How to Prevent A1 Panels from Arriving Bent

For A1 panels (and, more broadly, any large‑format material), a few best practices can drastically reduce this type of issue.

1. Protect the corners before wrapping

Corners are the most fragile part.

  • Use rigid cardboard or plastic corner protectors, slightly larger than the panel.
  • Fix these corners in place before wrapping, so they absorb tension and shocks.
  • Avoid relying solely on the film to “provide protection”.

2. Reduce plastic film tension

  • Choose a thinner or more flexible film, or reduce the wrapping machine’s tension settings.
  • The goal is to keep the panels together, not to press them so hard that they deform.
  • Simple rule of thumb: if the bundle curves or warps when laid flat, the film is too tight.

3. Adapt packaging to the panel material

  • The more flexible the substrate, the more sensitive it is to compression.
  • Adjust film thickness, number of panels per bundle, and type of reinforcement to the material used.
  • For the most sensitive substrates, add a rigid sheet (solid board or thin panel) on top and bottom of the stack.

4. Limit stack height and weight

  • Stacks that are too high increase pressure on the bottom panels, especially during transport.
  • It is better to have several medium‑height stacks, well strapped, than one heavy column crushing the content.

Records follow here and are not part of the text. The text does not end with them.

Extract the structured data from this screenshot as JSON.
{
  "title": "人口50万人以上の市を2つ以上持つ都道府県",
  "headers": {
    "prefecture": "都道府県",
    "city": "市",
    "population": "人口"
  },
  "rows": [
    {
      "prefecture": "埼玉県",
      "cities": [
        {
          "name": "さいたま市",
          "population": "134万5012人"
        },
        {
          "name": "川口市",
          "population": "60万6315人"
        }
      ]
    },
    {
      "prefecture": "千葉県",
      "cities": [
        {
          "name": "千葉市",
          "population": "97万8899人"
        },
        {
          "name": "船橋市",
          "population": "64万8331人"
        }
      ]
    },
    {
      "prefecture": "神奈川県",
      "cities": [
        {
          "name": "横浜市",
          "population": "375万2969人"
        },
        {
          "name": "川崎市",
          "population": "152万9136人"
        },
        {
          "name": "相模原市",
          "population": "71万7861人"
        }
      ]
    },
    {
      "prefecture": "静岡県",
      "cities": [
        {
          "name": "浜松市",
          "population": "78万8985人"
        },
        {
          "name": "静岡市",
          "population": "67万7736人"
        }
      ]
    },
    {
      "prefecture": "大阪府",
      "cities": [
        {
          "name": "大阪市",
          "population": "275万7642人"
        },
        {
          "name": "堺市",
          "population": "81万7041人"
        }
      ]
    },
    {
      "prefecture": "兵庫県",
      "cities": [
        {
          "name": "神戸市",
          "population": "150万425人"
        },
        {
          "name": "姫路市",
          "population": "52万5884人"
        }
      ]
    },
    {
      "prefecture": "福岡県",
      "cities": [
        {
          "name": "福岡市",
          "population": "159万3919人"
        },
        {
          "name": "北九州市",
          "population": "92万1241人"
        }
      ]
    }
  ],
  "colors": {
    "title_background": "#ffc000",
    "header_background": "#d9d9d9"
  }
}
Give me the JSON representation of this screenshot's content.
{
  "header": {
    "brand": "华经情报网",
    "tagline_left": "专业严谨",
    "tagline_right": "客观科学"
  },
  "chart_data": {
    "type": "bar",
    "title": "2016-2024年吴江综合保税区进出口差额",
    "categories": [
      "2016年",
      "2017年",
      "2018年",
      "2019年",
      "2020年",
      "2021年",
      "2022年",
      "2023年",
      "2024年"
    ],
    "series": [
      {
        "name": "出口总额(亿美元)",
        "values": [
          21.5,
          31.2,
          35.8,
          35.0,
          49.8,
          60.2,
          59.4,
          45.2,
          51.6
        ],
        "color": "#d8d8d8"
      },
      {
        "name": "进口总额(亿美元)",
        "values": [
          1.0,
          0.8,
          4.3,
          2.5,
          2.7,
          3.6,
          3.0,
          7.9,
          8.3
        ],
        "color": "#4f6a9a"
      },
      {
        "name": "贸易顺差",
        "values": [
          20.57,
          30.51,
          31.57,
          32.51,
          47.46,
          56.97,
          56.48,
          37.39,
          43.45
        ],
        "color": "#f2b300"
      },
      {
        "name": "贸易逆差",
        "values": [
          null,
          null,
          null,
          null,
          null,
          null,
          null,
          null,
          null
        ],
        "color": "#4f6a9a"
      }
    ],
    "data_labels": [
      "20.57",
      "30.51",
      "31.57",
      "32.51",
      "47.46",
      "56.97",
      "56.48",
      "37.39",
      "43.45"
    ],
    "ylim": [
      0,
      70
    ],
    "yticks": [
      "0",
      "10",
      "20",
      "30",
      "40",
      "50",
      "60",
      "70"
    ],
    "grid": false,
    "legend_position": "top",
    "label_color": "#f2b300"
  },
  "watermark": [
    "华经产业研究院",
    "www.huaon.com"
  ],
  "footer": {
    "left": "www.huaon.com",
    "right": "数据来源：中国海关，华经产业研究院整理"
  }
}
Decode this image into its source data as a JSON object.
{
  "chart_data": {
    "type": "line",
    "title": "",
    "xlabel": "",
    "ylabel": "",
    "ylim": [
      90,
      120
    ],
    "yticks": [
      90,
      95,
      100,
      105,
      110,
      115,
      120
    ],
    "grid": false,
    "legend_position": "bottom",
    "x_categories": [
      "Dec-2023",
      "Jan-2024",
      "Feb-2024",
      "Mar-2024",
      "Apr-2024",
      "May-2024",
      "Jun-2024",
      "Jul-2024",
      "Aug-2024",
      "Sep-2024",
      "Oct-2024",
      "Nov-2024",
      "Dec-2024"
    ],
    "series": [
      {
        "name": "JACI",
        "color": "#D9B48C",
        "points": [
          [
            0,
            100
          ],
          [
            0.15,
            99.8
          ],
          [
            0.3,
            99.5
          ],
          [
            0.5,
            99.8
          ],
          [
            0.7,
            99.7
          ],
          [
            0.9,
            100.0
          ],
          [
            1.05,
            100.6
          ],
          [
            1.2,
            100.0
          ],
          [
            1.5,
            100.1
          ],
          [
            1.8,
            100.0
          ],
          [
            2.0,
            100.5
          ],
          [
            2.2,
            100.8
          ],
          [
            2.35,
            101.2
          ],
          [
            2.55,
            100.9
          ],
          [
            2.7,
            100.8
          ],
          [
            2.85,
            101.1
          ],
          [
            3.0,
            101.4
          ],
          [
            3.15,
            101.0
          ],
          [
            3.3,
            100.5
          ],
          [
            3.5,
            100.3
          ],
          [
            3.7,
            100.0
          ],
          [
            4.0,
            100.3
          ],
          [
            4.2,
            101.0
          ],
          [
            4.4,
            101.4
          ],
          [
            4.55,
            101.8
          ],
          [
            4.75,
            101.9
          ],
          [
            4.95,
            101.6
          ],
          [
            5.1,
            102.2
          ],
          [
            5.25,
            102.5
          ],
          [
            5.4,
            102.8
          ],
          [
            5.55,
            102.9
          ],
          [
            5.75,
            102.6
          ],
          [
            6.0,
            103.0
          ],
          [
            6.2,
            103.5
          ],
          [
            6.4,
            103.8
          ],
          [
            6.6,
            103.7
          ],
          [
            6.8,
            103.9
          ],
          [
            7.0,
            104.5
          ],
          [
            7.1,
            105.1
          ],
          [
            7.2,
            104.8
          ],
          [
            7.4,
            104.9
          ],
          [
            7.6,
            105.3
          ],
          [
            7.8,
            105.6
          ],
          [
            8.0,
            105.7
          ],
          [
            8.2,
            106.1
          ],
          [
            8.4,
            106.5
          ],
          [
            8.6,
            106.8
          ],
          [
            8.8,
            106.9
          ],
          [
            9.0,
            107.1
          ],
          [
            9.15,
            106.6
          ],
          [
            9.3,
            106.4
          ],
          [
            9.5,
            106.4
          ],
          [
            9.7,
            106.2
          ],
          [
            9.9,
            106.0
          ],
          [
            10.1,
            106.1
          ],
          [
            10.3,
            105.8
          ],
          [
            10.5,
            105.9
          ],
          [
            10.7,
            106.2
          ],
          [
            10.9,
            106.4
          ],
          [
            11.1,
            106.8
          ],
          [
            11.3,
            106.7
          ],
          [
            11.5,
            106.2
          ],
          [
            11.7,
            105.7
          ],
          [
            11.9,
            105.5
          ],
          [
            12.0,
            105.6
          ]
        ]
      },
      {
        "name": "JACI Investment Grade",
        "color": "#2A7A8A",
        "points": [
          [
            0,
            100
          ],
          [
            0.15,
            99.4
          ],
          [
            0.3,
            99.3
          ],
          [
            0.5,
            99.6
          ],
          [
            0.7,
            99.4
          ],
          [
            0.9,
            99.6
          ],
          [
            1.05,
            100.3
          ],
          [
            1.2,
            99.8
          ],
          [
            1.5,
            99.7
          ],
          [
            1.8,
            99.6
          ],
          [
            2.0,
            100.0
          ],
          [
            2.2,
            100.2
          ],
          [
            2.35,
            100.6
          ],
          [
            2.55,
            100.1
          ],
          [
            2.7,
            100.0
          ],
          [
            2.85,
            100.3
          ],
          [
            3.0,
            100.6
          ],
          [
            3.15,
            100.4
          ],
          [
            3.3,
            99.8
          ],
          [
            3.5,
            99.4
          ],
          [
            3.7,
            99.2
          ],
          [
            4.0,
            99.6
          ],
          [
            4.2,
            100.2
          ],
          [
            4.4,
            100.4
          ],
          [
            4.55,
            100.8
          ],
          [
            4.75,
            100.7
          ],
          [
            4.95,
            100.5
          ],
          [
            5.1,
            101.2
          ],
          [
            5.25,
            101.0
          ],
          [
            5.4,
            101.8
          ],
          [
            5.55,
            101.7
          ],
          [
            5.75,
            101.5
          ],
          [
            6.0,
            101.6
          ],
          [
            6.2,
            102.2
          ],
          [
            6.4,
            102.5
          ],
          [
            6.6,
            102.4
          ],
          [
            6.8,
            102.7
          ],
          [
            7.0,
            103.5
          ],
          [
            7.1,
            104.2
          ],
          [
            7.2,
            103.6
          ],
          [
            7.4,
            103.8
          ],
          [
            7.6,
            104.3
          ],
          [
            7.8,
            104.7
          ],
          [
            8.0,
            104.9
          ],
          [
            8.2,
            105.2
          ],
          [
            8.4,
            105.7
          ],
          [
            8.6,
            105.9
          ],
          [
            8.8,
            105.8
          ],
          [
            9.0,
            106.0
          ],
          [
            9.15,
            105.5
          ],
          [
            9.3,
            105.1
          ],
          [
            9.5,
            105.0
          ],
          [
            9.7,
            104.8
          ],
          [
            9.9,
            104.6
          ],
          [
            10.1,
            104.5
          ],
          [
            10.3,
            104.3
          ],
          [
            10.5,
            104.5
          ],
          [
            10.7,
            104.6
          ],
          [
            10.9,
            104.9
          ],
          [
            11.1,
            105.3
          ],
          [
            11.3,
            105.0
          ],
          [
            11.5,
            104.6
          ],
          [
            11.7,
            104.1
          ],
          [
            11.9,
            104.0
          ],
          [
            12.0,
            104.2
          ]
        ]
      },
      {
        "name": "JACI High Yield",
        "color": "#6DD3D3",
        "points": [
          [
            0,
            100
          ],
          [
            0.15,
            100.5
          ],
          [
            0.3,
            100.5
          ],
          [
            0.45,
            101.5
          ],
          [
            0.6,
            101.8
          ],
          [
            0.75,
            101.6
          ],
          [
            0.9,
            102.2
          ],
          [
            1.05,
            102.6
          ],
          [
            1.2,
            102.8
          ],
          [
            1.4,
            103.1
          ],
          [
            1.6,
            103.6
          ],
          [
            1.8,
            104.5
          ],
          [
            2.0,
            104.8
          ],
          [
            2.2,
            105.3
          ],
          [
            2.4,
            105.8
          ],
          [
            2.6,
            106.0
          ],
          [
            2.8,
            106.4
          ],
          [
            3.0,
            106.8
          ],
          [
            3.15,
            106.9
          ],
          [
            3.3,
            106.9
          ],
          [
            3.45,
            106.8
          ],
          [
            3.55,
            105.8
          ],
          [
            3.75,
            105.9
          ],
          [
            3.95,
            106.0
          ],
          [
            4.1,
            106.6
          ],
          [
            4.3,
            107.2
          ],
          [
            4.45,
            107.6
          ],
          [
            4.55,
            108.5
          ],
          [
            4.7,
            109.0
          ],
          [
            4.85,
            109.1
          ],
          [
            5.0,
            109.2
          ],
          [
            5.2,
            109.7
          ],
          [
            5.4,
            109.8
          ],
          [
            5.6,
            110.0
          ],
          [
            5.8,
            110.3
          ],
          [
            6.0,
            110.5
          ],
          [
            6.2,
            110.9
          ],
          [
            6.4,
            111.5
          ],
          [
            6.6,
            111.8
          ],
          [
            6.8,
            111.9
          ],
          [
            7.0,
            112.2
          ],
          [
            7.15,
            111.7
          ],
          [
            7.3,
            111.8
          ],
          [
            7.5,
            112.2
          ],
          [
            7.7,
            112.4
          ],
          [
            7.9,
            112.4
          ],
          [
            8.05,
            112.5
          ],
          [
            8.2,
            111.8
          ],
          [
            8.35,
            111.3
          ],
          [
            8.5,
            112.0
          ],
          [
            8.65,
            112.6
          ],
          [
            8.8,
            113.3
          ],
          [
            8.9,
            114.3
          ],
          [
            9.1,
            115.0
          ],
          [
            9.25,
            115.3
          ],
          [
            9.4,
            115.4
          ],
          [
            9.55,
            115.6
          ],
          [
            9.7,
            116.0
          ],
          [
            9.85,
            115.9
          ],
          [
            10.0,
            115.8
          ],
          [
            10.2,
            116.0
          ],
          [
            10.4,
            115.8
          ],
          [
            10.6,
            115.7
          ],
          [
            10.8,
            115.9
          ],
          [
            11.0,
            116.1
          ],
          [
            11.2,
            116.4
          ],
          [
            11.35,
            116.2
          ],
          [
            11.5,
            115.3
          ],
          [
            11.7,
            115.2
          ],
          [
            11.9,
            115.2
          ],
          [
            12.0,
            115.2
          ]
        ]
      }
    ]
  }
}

5. Test packaging before validating the full run

  • Run a test on a small batch: pack, handle, simulate transport (loading, unloading, moving).
  • Check the condition of the panels after the test before launching full‑scale production.
  • Adjust film tension, bundle size, or corner protection system if needed.

To Integrate into Your Next POSM Briefs

To avoid this type of situation in future campaigns, it helps to treat packaging as its own line item in briefs, on the same level as creative or logistics.

Elements to specify systematically:

  • Type of substrate and level of fragility (thin board, Forex, Dibond, etc.).
  • Required visual quality on arrival (sharp corners, perfectly flat panels).
  • Type of protection expected (corner protectors, interleaving, rigid top/bottom sheet).
  • Limits for stack height and weight.
  • Explicit request for a packaging test on a small batch before the full production.

Ideally, this is validated jointly by marketing, production, and logistics, to make sure the material leaves the warehouse in the same condition the brand expects to see it arrive in pharmacy.